My girl friend has a H3 also, now I need to tackle her problem, no heater motor, no heat or AC. what next. I had this problem on mine so I know what it is, still a pain, and all computer related . Good luck all and good nite.
then pulled panel out again and brought it inside and was looking at how it works and noticed the rubber mat was sort of flapping a bit at one end. i pulled it right off and had a look. because the mat wasn't on properly the window and button relays were missing their target. put it back securely and put it all back together, put it back in the car and bam!! working!
I read all of the other advice and tips around this issue and had to complete all of the above to resolve my exact same issue after replacing a dead battery. Problem was finally corrected after a driving around for several errands and restarting the vehicle about 4 times over a 5 hour period.
Did all of the above 3 times on my 07. Finally I pulled the door switch and took it apart ( 4 screws ) cleaned the contacts and re assembled. ( all very easy.

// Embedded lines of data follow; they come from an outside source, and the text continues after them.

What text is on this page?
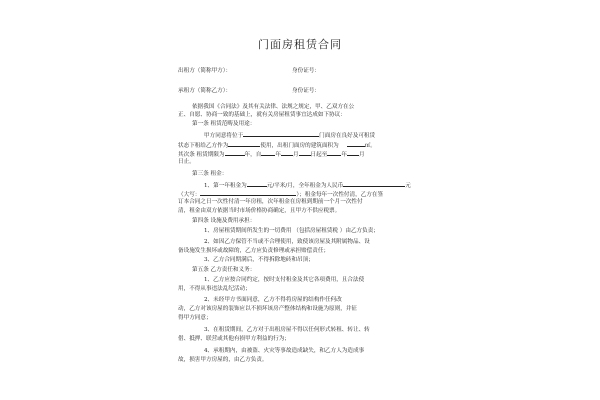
门面房租赁合同
出租方（简称甲方）：	身份证号：
承租方（简称乙方）：	身份证号：
依据我国《合同法》及其有关法律、法规之规定，甲、乙双方在公
正、自愿、协商一致的基础上，就有关房屋租赁事宜达成如下协议：
第一条 租赁范畴及用途：
甲方同意将位于	门面房在良好及可租赁
状态下租给乙方作为	使用，出租门面房的建筑面积为	㎡。
其次条 租赁期限为	年，自	年 月 日起至	年 月
日止。
第三条 租金：
1、第一年租金为	元/平米/月，全年租金为人民币	元
（大写：	）；租金每年一次性付清，乙方在签
订本合同之日一次性付清一年房租，次年租金在房租到期前一个月一次性付
清，租金由双方依据当时市场价格协商确定，且甲方不供应税票。
第四条 设施及费用承担：
1、房屋租赁期间所发生的一切费用 （包括房屋租赁税 ）由乙方负责；
2、如因乙方保管不当或不合理使用，致使该房屋及其附属物品、设
备设施发生损坏或故障的，乙方应负责修理或承担赔偿责任；
3、乙方合同期满后，不得拆除地砖和吊顶；
第五条 乙方责任和义务：
1、乙方应按合同约定，按时支付租金及其它各项费用，且合法使
用，不得从事违法乱纪活动；
2、未经甲方书面同意，乙方不得将房屋的结构作任何改
动，乙方对该房屋的装饰应以不损坏该房产整体结构和设施为原则，并征
得甲方同意；
3、在租赁期间，乙方对于出租房屋不得以任何形式转租、转让、转
借、抵押、联营或其他有损甲方利益的行为；
4、承租期内，由被盗、火灾等事故造成缺失，和乙方人为造成事
故，损害甲方房屋的，由乙方负责。
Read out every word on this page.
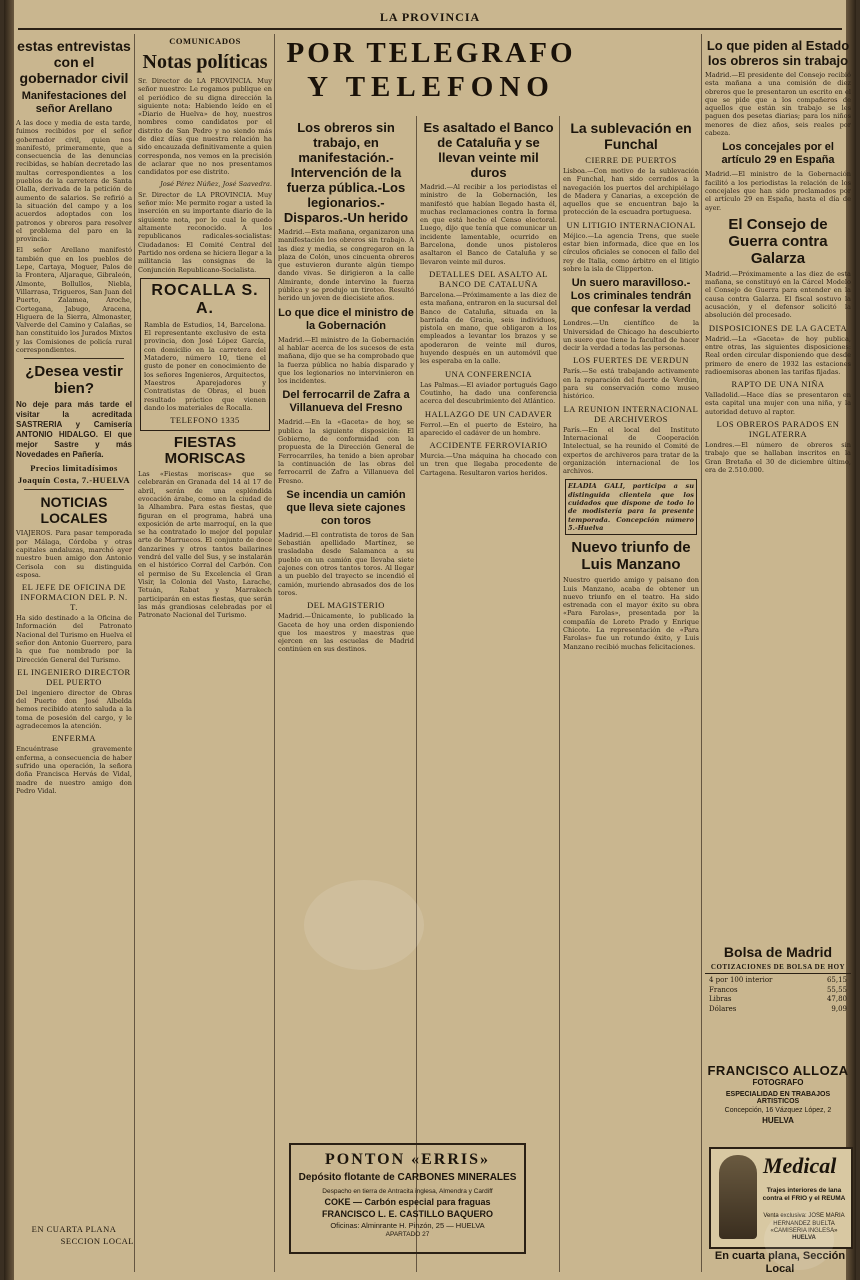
LA PROVINCIA
POR TELEGRAFO
Y TELEFONO
estas entrevistas con el gobernador civil
Manifestaciones del señor Arellano

A las doce y media de esta tarde, fuimos recibidos por el señor gobernador civil, quien nos manifestó, primeramente, que a consecuencia de las denuncias recibidas, se habían decretado las multas correspondientes a los pueblos de la carretera de Santa Olalla, derivada de la petición de aumento de salarios. Se refirió a la situación del campo y a los acuerdos adoptados con los patronos y obreros para resolver el problema del paro en la provincia.

El señor Arellano manifestó también que en los pueblos de Lepe, Cartaya, Moguer, Palos de la Frontera, Aljaraque, Gibraleón, Almonte, Bollullos, Niebla, Villarrasa, Trigueros, San Juan del Puerto, Zalamea, Aroche, Cortegana, Jabugo, Aracena, Higuera de la Sierra, Almonaster, Valverde del Camino y Calañas, se han constituido los Jurados Mixtos y las Comisiones de policía rural correspondientes.

¿Desea vestir bien?

No deje para más tarde el visitar la acreditada SASTRERIA y Camisería ANTONIO HIDALGO. El que mejor Sastre y más Novedades en Pañería.

Precios limitadísimos
Joaquín Costa, 7.-HUELVA
NOTICIAS LOCALES

VIAJEROS. Para pasar temporada por Málaga, Córdoba y otras capitales andaluzas, marchó ayer nuestro buen amigo don Antonio Cerisola con su distinguida esposa.

EL JEFE DE OFICINA DE INFORMACION DEL P. N. T.

Ha sido destinado a la Oficina de Información del Patronato Nacional del Turismo en Huelva el señor don Antonio Guerrero, para la que fue nombrado por la Dirección General del Turismo.

EL INGENIERO DIRECTOR DEL PUERTO

Del ingeniero director de Obras del Puerto don José Albelda hemos recibido atento saluda a la toma de posesión del cargo, y le agradecemos la atención.

ENFERMA

Encuéntrase gravemente enferma, a consecuencia de haber sufrido una operación, la señora doña Francisca Hervás de Vidal, madre de nuestro amigo don Pedro Vidal.

EN CUARTA PLANA
SECCION LOCAL
COMUNICADOS
Notas políticas

Sr. Director de LA PROVINCIA. Muy señor nuestro: Le rogamos publique en el periódico de su digna dirección la siguiente nota: Habiendo leído en el «Diario de Huelva» de hoy, nuestros nombres como candidatos por el distrito de San Pedro y no siendo más de diez días que nuestra relación ha sido encauzada definitivamente a quien corresponda, nos vemos en la precisión de aclarar que no nos presentamos candidatos por ese distrito.

José Pérez Núñez, José Saavedra.

Sr. Director de LA PROVINCIA. Muy señor mío: Me permito rogar a usted la inserción en su importante diario de la siguiente nota, por lo cual le quedo altamente reconocido. A los republicanos radicales-socialistas: Ciudadanos: El Comité Central del Partido nos ordena se hiciera llegar a la militancia las consignas de la Conjunción Republicano-Socialista.

ROCALLA S. A.

Rambla de Estudios, 14, Barcelona. El representante exclusivo de esta provincia, don José López García, con domicilio en la carretera del Matadero, número 10, tiene el gusto de poner en conocimiento de los señores Ingenieros, Arquitectos, Maestros Aparejadores y Contratistas de Obras, el buen resultado práctico que vienen dando los materiales de Rocalla.

TELEFONO 1335
FIESTAS MORISCAS

Las «Fiestas moriscas» que se celebrarán en Granada del 14 al 17 de abril, serán de una espléndida evocación árabe, como en la ciudad de la Alhambra. Para estas fiestas, que figuran en el programa, habrá una exposición de arte marroquí, en la que se ha contratado lo mejor del popular arte de Marruecos. El conjunto de doce danzarines y otros tantos bailarines vendrá del valle del Sus, y se instalarán en el histórico Corral del Carbón. Con el permiso de Su Excelencia el Gran Visir, la Colonia del Vasto, Larache, Tetuán, Rabat y Marrakech participarán en estas fiestas, que serán las más grandiosas celebradas por el Patronato Nacional del Turismo.

Los obreros sin trabajo, en manifestación.-Intervención de la fuerza pública.-Los legionarios.-Disparos.-Un herido

Madrid.—Esta mañana, organizaron una manifestación los obreros sin trabajo. A las diez y media, se congregaron en la plaza de Colón, unos cincuenta obreros que estuvieron durante algún tiempo dando vivas. Se dirigieron a la calle Almirante, donde intervino la fuerza pública y se produjo un tiroteo. Resultó herido un joven de diecisiete años.

Lo que dice el ministro de la Gobernación

Madrid.—El ministro de la Gobernación al hablar acerca de los sucesos de esta mañana, dijo que se ha comprobado que la fuerza pública no había disparado y que los legionarios no intervinieron en los incidentes.

Del ferrocarril de Zafra a Villanueva del Fresno

Madrid.—En la «Gaceta» de hoy, se publica la siguiente disposición: El Gobierno, de conformidad con la propuesta de la Dirección General de Ferrocarriles, ha tenido a bien aprobar la continuación de las obras del ferrocarril de Zafra a Villanueva del Fresno.

Se incendia un camión que lleva siete cajones con toros

Madrid.—El contratista de toros de San Sebastián apellidado Martínez, se trasladaba desde Salamanca a su pueblo en un camión que llevaba siete cajones con otros tantos toros. Al llegar a un pueblo del trayecto se incendió el camión, muriendo abrasados dos de los toros.

DEL MAGISTERIO

Madrid.—Únicamente, lo publicado la Gaceta de hoy una orden disponiendo que los maestros y maestras que ejercen en las escuelas de Madrid continúen en sus destinos.

Es asaltado el Banco de Cataluña y se llevan veinte mil duros

Madrid.—Al recibir a los periodistas el ministro de la Gobernación, les manifestó que habían llegado hasta él, muchas reclamaciones contra la forma en que está hecho el Censo electoral. Luego, dijo que tenía que comunicar un incidente lamentable, ocurrido en Barcelona, donde unos pistoleros asaltaron el Banco de Cataluña y se llevaron veinte mil duros.

DETALLES DEL ASALTO AL BANCO DE CATALUÑA

Barcelona.—Próximamente a las diez de esta mañana, entraron en la sucursal del Banco de Cataluña, situada en la barriada de Gracia, seis individuos, pistola en mano, que obligaron a los empleados a levantar los brazos y se apoderaron de veinte mil duros, huyendo después en un automóvil que les esperaba en la calle.

UNA CONFERENCIA

Las Palmas.—El aviador portugués Gago Coutinho, ha dado una conferencia acerca del descubrimiento del Atlántico.

HALLAZGO DE UN CADAVER

Ferrol.—En el puerto de Esteiro, ha aparecido el cadáver de un hombre.

ACCIDENTE FERROVIARIO

Murcia.—Una máquina ha chocado con un tren que llegaba procedente de Cartagena. Resultaron varios heridos.

PONTON «ERRIS»
Depósito flotante de CARBONES MINERALES
Despacho en tierra de Antracita inglesa, Almendra y Cardiff
COKE — Carbón especial para fraguas
FRANCISCO L. E. CASTILLO BAQUERO
Oficinas: Alminrante H. Pinzón, 25 — HUELVA
APARTADO 27
La sublevación en Funchal
CIERRE DE PUERTOS

Lisboa.—Con motivo de la sublevación en Funchal, han sido cerrados a la navegación los puertos del archipiélago de Madera y Canarias, a excepción de aquellos que se encuentran bajo la protección de la escuadra portuguesa.

UN LITIGIO INTERNACIONAL

Méjico.—La agencia Trens, que suele estar bien informada, dice que en los círculos oficiales se conocen el fallo del rey de Italia, como árbitro en el litigio sobre la isla de Clipperton.

Un suero maravilloso.-Los criminales tendrán que confesar la verdad

Londres.—Un científico de la Universidad de Chicago ha descubierto un suero que tiene la facultad de hacer decir la verdad a todas las personas.

LOS FUERTES DE VERDUN

París.—Se está trabajando activamente en la reparación del fuerte de Verdún, para su conservación como museo histórico.

LA REUNION INTERNACIONAL DE ARCHIVEROS

París.—En el local del Instituto Internacional de Cooperación Intelectual, se ha reunido el Comité de expertos de archiveros para tratar de la organización internacional de los archivos.

ELADIA GALI, participa a su distinguida clientela que los cuidados que dispone de todo lo de modistería para la presente temporada. Concepción número 5.-Huelva

Nuevo triunfo de Luis Manzano

Nuestro querido amigo y paisano don Luis Manzano, acaba de obtener un nuevo triunfo en el teatro. Ha sido estrenada con el mayor éxito su obra «Para Farolas», presentada por la compañía de Loreto Prado y Enrique Chicote. La representación de «Para Farolas» fue un rotundo éxito, y Luis Manzano recibió muchas felicitaciones.

Lo que piden al Estado los obreros sin trabajo

Madrid.—El presidente del Consejo recibió esta mañana a una comisión de diez obreros que le presentaron un escrito en el que se pide que a los compañeros de aquellos que están sin trabajo se les paguen dos pesetas diarias; para los niños menores de diez años, seis reales por cabeza.

Los concejales por el artículo 29 en España

Madrid.—El ministro de la Gobernación facilitó a los periodistas la relación de los concejales que han sido proclamados por el artículo 29 en España, hasta el día de ayer.

El Consejo de Guerra contra Galarza

Madrid.—Próximamente a las diez de esta mañana, se constituyó en la Cárcel Modelo el Consejo de Guerra para entender en la causa contra Galarza. El fiscal sostuvo la acusación, y el defensor solicitó la absolución del procesado.

DISPOSICIONES DE LA GACETA

Madrid.—La «Gaceta» de hoy publica, entre otras, las siguientes disposiciones: Real orden circular disponiendo que desde primero de enero de 1932 las estaciones radioemisoras abonen las tarifas fijadas.

RAPTO DE UNA NIÑA

Valladolid.—Hace días se presentaron en esta capital una mujer con una niña, y la autoridad detuvo al raptor.

LOS OBREROS PARADOS EN INGLATERRA

Londres.—El número de obreros sin trabajo que se hallaban inscritos en la Gran Bretaña el 30 de diciembre último, era de 2.510.000.

Bolsa de Madrid
COTIZACIONES DE BOLSA DE HOY
4 por 100 interior	65,15
Francos	55,55
Libras	47,80
Dólares	9,09
FRANCISCO ALLOZA
FOTOGRAFO
ESPECIALIDAD EN TRABAJOS ARTISTICOS
Concepción, 16 Vázquez López, 2
HUELVA
Medical
Trajes interiores de lana contra el FRIO y el REUMA
Venta exclusiva: JOSE MARIA HERNANDEZ BUELTA «CAMISERIA INGLESA»
HUELVA
En cuarta plana, Sección Local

Just be careful when taking it apart ) Now I don't know if it was the cleaning of the switch or the new battery ( the old one had good power but was 6 yrs old so I figured what the heck ) Either way the only thing I did differently with the battery on my 3rd attempt was to leave it disconnected longer, appox 45 mins while I ate dinner. When I went back and connected it, everything worked. Thanks to all the posters for your assistance. Great info and it saved my cheap !@# a trip to the dealer. :)
I Have had this problem before and if you have any aftermarket remote car start it scrambles the bcd (body control module) and whenever you disconnect the battery it will do this also as it causes the computer to get confused and stuck in between modes eventually the car will go back to normal its just a matter of time
H3 left a door open over night ran battery down, boosted and then the problem with the driver door and power locks started. Was told when battery goes low it sets off the problem just need to reset it by unplugging the battery for 5min. Give it time it does reset! Not worth being told you need a new switch $250.00 :) hope it helps!
The first fix to try when ever any part of your window and door control panel or any electrical function for that matter does not work or is not working correctly is to disconnect the negitive battery cable, that's the non hot side. Leave the hot side connected. By leaving the negative cable disconnected over night the computers will reset and solve a lot of electrical issues. If nothing else this give you a potential very easy fix and has worked for me on many make of cars and trucks.
Driving the car, stopping and waiting for several minutes and shifting the gear lever in and out of gear along with a fully carged battery will solve it most of the time. If not, then it may be the switch indicated in the other postings.